In this systematic review we found that the majority of the interventions done during pregnancy are not effective in preventing GDM, and although there were cases where supplements proved to be beneficial, the evidence is very scarce. However, dietary patterns prior to pregnancy seem to reduce the risk of GDM. Programs encouraging young women to achieve a healthy dietary pattern before getting pregnant seem to be the best way to prevent GDM. Measures adopted during pregnancy seem to be ineffective because they require more time to properly curb the development of GDM, especially among the high-risk population.
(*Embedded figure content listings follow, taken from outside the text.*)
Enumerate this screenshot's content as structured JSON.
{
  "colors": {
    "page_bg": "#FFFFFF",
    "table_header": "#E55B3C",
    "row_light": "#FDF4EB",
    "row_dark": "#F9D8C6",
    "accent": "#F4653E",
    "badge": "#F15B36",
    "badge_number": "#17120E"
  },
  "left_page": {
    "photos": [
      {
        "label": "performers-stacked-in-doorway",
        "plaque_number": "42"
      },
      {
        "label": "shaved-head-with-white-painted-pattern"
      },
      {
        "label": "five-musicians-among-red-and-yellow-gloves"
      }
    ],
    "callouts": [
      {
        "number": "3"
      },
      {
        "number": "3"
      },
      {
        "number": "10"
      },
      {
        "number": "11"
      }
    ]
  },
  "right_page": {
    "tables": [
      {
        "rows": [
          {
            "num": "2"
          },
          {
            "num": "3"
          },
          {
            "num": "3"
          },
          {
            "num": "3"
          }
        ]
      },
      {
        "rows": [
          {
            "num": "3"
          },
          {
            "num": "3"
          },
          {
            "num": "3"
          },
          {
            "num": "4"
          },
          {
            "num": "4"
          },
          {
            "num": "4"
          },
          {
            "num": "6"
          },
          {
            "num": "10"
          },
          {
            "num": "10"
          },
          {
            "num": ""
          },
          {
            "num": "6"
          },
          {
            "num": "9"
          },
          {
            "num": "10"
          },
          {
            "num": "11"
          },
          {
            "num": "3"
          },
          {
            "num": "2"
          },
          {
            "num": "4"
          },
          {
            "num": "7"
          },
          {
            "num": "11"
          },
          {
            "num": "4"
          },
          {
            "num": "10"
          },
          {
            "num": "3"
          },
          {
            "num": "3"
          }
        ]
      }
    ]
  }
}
Implications for future research

There is a strong need for additional research on this topic. Although some prospective cohort studies have found an association between some nutrients or dietary patterns and the incidence of GDM, the existence of consistency of the results in other populations should be very desirable to prove causal associations between nutritional factors and the risk of GDM. We did not find any controlled trial that evaluated the intervention in dietary pattern before patients get pregnant and the incidence of GDM. Nevertheless, there is an ongoing European multicenter randomized controlled trial in overweight and obese pregnant women on lifestyle intervention and/or vitamin D supplementation [38]. Researchers have recently published the results of the pilot study finding that a healthy eating has a preventive impact on the risk of GDM [39]. Final results of the trial will be published in the near future.

Conclusions

Overall, since there is evidence that some dietary patterns, such as the Mediterranean diet, seem to lower the risk of developing GDM, and since it has also been shown to prevent other diseases (T2D, metabolic syndrome, cardiovascular diseases), the advice to adhere to this type of dietary pattern could be the best way at present to prevent GDM. Furthermore, it can be a good way to prevent other pregnancy related diseases, such as, hypertension and growth restriction. However, better designed prospective and intervention studies, providing high-quality data are required before conclusions can be drawn about the best intervention for the prevention of GDM.